A client of mine, in Abu Dhabi, was interviewing a new manager for their HR department, recently and when my opinion was originally sought, I did voice some concerns. The applicant, Johan, is an HR professional of some years experience. He had the appropriate qualifications and experience and in many ways was the ideal candidate. My concern was not about his professional expertise but of his personal values.
Now, having fast-forward six months, regretfully some of my concerns are now being seen. Although his work is excellent, his feelings for the ethos and value of the business are not as per the rest of the team. Johan arrives at work at 8 am and leaves at 5 pm, on the dot. In essence, there is nothing wrong with that but he will not stay even for an extra minute although there may be an important deadline to be met. Of course, I fully appreciate that he is only paid to work up to 5pm but refusing to work a few moments extra does not make him into a team player. When one person is on a tight deadline, then the rest of the team have always been ready and willing to help meet that requirement. Over a period of time, this has led to a culture of trust, support and co-operation, which is an attitude that I certainly endorse.
Johan, however, seems only to be interested in himself and his life and wants to climb the corporate ladder as quickly as possible. Being ambitious and ruthless, he is an individual who works in his own interests.
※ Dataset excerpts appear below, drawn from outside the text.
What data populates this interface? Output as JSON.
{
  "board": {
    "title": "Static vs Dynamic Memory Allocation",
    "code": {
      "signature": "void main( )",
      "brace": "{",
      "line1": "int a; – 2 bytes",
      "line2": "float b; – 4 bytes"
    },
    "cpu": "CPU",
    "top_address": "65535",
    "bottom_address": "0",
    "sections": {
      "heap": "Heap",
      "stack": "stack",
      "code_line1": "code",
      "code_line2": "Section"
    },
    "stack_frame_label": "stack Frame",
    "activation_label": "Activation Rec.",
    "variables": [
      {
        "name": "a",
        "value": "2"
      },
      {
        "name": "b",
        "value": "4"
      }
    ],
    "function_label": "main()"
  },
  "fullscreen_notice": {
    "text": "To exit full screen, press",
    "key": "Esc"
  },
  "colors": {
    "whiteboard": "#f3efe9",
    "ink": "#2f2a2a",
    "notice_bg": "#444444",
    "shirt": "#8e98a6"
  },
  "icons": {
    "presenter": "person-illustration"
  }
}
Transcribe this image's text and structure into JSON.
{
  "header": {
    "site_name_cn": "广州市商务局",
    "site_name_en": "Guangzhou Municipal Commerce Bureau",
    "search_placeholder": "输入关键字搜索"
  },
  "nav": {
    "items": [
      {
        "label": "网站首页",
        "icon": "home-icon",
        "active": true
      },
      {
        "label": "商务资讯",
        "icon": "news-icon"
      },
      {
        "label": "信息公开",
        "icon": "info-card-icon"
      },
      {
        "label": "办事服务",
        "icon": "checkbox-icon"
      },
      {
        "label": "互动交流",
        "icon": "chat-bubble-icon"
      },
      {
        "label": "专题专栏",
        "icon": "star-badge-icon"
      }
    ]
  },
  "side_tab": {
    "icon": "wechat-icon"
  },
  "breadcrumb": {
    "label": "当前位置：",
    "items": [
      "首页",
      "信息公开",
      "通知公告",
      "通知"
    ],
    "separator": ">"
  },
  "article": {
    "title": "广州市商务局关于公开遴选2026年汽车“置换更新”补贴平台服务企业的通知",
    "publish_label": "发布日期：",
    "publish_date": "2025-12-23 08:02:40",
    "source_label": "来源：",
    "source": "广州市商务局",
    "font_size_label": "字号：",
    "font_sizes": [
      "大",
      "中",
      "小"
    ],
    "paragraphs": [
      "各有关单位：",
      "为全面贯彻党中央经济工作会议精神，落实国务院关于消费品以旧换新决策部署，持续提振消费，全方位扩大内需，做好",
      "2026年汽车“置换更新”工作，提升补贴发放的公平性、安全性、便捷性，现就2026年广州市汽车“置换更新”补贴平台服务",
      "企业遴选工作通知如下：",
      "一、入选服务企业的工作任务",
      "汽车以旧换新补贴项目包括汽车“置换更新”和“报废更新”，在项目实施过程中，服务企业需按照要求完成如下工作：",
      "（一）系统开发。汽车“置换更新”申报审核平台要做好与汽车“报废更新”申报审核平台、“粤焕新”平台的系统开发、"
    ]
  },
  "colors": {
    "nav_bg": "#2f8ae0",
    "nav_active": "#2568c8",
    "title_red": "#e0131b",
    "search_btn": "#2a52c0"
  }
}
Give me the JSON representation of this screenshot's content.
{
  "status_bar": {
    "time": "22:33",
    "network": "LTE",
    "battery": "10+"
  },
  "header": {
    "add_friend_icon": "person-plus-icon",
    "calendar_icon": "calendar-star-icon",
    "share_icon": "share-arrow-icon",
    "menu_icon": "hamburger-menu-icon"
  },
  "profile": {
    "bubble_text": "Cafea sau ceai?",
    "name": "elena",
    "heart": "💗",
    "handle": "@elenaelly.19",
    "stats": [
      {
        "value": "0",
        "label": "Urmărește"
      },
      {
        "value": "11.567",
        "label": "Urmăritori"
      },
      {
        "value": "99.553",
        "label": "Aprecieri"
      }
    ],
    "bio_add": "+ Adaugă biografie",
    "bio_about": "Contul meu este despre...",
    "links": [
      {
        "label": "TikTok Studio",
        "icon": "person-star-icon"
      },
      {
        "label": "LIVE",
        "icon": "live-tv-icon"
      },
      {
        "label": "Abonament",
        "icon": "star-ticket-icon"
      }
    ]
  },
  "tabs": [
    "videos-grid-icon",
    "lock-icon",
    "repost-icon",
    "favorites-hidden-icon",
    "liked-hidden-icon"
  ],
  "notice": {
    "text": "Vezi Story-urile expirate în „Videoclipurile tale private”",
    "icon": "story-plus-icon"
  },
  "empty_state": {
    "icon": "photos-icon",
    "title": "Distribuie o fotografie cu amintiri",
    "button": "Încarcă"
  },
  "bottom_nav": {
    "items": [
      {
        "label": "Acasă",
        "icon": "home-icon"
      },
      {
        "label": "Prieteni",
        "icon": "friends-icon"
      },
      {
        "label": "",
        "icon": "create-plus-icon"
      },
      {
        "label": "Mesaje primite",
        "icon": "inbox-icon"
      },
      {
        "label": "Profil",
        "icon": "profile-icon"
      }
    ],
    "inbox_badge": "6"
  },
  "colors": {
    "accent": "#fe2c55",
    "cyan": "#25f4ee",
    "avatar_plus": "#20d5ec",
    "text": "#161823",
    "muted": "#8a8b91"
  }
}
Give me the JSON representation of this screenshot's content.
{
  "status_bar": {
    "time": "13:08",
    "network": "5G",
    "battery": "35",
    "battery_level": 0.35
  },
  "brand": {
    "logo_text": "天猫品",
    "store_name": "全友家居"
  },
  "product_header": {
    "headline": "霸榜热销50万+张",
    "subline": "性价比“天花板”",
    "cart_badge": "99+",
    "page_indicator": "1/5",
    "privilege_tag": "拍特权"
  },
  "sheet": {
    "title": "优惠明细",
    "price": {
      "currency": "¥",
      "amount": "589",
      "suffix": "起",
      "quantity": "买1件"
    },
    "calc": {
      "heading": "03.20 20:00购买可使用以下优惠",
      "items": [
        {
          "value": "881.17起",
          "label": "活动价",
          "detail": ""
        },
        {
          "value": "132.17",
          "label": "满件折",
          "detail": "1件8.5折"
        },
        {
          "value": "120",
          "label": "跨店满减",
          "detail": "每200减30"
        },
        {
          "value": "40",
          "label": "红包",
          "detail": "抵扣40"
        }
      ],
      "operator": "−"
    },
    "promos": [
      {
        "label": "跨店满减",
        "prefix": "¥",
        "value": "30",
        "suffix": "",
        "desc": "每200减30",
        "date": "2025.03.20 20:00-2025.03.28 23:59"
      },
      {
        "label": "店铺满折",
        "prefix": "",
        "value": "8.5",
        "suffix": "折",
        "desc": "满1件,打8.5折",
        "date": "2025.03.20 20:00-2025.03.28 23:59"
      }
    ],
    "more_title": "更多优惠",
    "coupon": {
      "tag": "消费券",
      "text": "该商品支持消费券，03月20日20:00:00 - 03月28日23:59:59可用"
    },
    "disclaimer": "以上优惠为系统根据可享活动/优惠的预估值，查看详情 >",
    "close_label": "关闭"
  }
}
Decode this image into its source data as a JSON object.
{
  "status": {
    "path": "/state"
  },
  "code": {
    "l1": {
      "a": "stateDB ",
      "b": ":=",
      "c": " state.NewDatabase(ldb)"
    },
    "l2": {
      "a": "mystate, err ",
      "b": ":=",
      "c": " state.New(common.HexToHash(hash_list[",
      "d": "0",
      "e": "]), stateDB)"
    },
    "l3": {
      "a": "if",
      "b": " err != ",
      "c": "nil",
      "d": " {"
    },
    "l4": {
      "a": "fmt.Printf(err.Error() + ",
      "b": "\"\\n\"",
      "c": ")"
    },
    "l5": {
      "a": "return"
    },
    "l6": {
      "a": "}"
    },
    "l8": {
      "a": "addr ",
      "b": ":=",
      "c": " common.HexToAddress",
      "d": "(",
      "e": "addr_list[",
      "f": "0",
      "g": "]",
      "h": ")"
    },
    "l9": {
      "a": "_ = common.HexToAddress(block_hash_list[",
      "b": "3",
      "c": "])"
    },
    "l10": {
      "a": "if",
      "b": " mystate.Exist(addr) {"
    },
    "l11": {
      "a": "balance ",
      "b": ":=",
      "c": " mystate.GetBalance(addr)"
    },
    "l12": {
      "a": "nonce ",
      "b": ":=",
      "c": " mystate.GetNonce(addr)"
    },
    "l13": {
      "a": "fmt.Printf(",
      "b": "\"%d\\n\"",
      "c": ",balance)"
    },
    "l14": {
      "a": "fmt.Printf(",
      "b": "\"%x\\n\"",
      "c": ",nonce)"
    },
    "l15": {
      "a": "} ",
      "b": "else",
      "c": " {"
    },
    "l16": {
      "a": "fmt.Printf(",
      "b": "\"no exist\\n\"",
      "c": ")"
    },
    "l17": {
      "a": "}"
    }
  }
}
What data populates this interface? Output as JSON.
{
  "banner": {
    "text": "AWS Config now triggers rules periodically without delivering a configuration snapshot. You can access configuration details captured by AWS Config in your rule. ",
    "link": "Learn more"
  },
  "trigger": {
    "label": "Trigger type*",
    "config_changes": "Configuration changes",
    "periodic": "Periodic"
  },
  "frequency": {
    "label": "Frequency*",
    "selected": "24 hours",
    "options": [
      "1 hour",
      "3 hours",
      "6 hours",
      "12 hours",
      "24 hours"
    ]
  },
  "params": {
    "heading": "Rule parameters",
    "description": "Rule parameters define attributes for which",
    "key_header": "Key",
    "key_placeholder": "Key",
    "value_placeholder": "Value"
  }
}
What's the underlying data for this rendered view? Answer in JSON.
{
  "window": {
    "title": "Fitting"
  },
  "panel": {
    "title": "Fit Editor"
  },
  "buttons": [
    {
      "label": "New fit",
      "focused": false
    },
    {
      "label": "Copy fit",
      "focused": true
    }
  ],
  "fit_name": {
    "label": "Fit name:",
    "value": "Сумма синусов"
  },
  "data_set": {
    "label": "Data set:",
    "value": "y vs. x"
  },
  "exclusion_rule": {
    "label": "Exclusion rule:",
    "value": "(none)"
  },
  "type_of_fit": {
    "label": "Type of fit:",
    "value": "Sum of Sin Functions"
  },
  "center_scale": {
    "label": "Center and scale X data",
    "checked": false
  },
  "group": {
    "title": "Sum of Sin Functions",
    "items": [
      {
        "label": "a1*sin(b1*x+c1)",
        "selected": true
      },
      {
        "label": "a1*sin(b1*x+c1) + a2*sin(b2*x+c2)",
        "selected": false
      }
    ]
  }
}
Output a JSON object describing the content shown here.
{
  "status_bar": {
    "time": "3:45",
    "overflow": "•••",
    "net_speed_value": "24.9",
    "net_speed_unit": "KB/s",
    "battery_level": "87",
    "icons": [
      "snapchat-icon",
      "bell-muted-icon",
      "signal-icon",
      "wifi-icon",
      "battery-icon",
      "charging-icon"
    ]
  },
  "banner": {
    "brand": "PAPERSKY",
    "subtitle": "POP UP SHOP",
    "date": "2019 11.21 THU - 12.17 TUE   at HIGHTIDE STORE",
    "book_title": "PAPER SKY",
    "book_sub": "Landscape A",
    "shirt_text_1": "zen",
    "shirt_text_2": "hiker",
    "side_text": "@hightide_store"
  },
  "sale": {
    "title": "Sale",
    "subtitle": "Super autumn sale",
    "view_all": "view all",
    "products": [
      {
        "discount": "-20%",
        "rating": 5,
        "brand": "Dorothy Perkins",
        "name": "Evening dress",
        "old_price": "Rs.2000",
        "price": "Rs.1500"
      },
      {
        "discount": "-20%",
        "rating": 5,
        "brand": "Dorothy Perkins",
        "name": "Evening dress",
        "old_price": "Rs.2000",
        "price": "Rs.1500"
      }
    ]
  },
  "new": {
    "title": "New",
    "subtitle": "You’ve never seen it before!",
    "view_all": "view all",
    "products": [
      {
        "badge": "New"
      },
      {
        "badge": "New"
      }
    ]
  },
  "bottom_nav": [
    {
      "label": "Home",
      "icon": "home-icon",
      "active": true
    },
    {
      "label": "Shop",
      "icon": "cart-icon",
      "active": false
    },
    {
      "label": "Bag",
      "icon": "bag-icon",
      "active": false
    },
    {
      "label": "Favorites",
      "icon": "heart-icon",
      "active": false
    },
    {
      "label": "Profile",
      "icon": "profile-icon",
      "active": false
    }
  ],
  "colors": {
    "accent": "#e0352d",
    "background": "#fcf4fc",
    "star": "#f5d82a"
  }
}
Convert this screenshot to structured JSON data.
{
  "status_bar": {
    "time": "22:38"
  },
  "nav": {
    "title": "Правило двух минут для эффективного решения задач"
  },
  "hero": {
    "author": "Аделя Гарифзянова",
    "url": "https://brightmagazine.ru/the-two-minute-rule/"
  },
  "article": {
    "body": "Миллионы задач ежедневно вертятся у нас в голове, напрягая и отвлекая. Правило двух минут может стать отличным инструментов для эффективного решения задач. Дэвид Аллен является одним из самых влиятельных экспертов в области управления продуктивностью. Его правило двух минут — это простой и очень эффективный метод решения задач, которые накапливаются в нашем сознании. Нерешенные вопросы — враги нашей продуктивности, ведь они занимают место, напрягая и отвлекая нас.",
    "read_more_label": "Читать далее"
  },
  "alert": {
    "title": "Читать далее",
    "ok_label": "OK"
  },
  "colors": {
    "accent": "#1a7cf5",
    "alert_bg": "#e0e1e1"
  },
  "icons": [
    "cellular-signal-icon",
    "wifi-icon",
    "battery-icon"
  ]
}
He focuses on projects that will earn him status and has no particular empathy with the people in his team.
His attitude is at variance with those of his team who have a distinct co-operative approach of trust and communication and this difference in approach and co-operation has caused considerable friction with his group.
So here we have a good example of workplace values that are not aligned and that is the concern that I originally felt about the appointment of Johan as HR manager.
Let us now look at some of the values that make for good co-operation within teams so that these can be properly addressed at the interviewing stage, so that those who can work well within a team are employed.
What is the mission statement of your company or organisation? What is the organisational culture and the guiding principles for which your company stands? You need to be aware of these before you can ascertain if an applicant for a position will be suitable, in the long term.
Your organisation’s values set the parameters within which your company operates on a daily basis. They identify the focus and the aims of its owners and management so that all employees can align themselves with its goals.
It often concerns me that some companies do not even state their aims and values within their mission statement, so that it becomes virtually meaningless.
When the core values of the company are published and written on every wall in every office and emphasised and re-emphasised at every opportunity, only then will you start to see individuals coming together and working alongside each other in teams that work. They will know why they are working, for whom they are working, how they can make a difference and how they can work towards a common purpose.
When there are no published values or they are out of alignment, then people work towards different goals, with different intentions which in turn produce different outcomes. Ultimately, this can damage work relationships, productivity, job satisfaction, creativity and individual potential.
It needs to be borne in mind that while most people can be trained to adapt to a new working culture, some will find it hard to change their priorities and entrenched positions may be difficult to modify.
So when you know well the values and beliefs of your organisation and those who are employed within it, you will then be able to take on new staff, from time to time, who share those values and who will work together as a team.